En Impacto Panamá Noticias hemos sostenido, con claridad, que la corrupción no se mide solo en contratos amañados o millones desviados. También se palpa en los símbolos, en la ostentación descarada, en la forma en que algunos funcionarios logran en cinco años lo que a otros no les alcanza en una vida. El caso de Nadia del Río, exfigura clave del gobierno de Laurentino “Nito” Cortizo, es la viva prueba de ello.
De ser una mujer de clase media baja, con un perfil discreto, pasó en un abrir y cerrar de ojos a mostrar un estilo de vida de carteras de tres mil dólares, zapatos de mil quinientos y trajes de diseñador, acompañados de viajes internacionales y cirugías estéticas. El ascenso meteórico no vino de la mano de un emprendimiento exitoso ni de una herencia familiar: coincidió con su llegada al corazón mismo del poder, donde su influencia se extendió como sombra sobre contratos, nombramientos y favores políticos.
Hoy enfrenta una querella y una denuncia ciudadana por posible enriquecimiento injustificado y corrupción. Sin embargo, la opinión pública sigue preguntándose: ¿cómo se construyó en tan poco tiempo ese imperio de lujos? ¿Quién financió el salto social y económico de una mujer que hasta 2019 no figuraba en las páginas de sociedad ni en las alfombras rojas de la política?
La historia se vuelve aún más turbia al mirar hacia su pareja actual, un empresario ligado a una familia marcada por sus nexos con la dictadura de Noriega, con conexiones empresariales que cruzan fronteras hacia Colombia y Galicia (España). Allí se abre otra grieta en este relato: ¿fue solo la cercanía con el poder político lo que le permitió esta transformación, o existe una red económica y empresarial transnacional que la sostiene en silencio?
Las respuestas aún no están claras. Lo que sí es evidente es que la narrativa de Del Río no convence a una ciudadanía harta de ver cómo los nuevos ricos de la política se pasean con relojes de lujo mientras el país entero sufre hospitales desabastecidos y escuelas cayéndose a pedazos.

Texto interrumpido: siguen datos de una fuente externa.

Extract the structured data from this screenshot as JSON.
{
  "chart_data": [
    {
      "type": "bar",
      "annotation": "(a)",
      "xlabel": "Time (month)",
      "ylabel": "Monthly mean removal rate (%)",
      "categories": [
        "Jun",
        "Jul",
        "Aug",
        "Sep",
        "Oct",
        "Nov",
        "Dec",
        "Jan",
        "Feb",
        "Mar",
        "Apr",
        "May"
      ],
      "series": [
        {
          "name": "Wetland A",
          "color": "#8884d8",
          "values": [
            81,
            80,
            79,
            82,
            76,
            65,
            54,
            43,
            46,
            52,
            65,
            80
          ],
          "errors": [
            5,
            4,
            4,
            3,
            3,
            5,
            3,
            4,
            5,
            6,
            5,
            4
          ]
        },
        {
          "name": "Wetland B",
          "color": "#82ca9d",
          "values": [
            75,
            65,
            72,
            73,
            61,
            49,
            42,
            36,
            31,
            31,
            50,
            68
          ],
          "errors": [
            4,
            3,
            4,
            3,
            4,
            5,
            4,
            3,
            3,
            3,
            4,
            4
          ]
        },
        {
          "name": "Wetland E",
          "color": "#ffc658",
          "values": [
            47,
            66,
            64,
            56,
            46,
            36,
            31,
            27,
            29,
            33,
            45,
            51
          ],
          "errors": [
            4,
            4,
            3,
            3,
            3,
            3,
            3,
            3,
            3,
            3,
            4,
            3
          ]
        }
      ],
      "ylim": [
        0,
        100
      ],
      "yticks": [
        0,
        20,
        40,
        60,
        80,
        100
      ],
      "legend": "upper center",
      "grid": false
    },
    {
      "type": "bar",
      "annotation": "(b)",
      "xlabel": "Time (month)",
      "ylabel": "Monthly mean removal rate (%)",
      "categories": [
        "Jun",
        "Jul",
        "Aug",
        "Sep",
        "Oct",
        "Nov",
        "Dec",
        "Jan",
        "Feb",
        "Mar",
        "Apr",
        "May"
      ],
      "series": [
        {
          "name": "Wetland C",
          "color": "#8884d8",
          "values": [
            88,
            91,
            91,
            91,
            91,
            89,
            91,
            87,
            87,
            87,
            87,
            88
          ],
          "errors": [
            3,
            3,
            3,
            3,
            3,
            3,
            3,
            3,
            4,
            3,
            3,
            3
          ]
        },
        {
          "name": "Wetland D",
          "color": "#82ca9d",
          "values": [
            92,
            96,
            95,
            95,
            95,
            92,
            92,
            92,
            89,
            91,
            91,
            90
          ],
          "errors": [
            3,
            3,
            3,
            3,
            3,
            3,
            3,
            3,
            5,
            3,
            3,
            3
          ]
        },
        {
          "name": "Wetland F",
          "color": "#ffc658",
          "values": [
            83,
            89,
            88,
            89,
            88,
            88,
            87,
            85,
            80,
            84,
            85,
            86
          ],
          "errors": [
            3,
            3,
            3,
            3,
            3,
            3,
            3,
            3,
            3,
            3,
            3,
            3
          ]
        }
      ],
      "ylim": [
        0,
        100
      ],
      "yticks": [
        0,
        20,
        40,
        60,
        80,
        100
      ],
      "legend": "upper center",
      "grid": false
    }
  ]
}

Ella insiste en que nada de lo que se dice es cierto, que sus ingresos fueron modestos y que parte de sus dietas en juntas directivas las destinó a obras sociales. Pero la aritmética de su vida no cuadra, y el contraste entre lo declarado y lo ostentado grita a voces.
El caso de Nadia del Río no es un simple rumor: es el espejo de un sistema donde la cercanía al poder se traduce en privilegios, negocios y fortunas inexplicables. Un sistema que, de no investigarse con rigor, seguirá pariendo nuevas “super poderosas” que se esconden detrás de sonrisas y discursos, pero que en la práctica se alimentan del Estado como si fuera una caja chica personal.
Este editorial no busca condenar sin pruebas, pero sí recordar lo obvio: la Fiscalía tiene la obligación de investigar hasta el último dólar, hasta el último contrato y hasta la última sociedad registrada a su nombre o al de sus allegados. Panamá merece saber si la riqueza de Del Río fue producto de un talento extraordinario para los negocios… o del abuso descarado del poder político.
Mientras tanto, las preguntas siguen flotando:
¿De dónde salió el dinero para los lujos?
¿Qué papel juegan los vínculos de su pareja y sus redes empresariales en el extranjero?
¿Qué otras verdades permanecen ocultas en esta historia de cinco años que la transformaron de ciudadana común en símbolo del poder desmedido?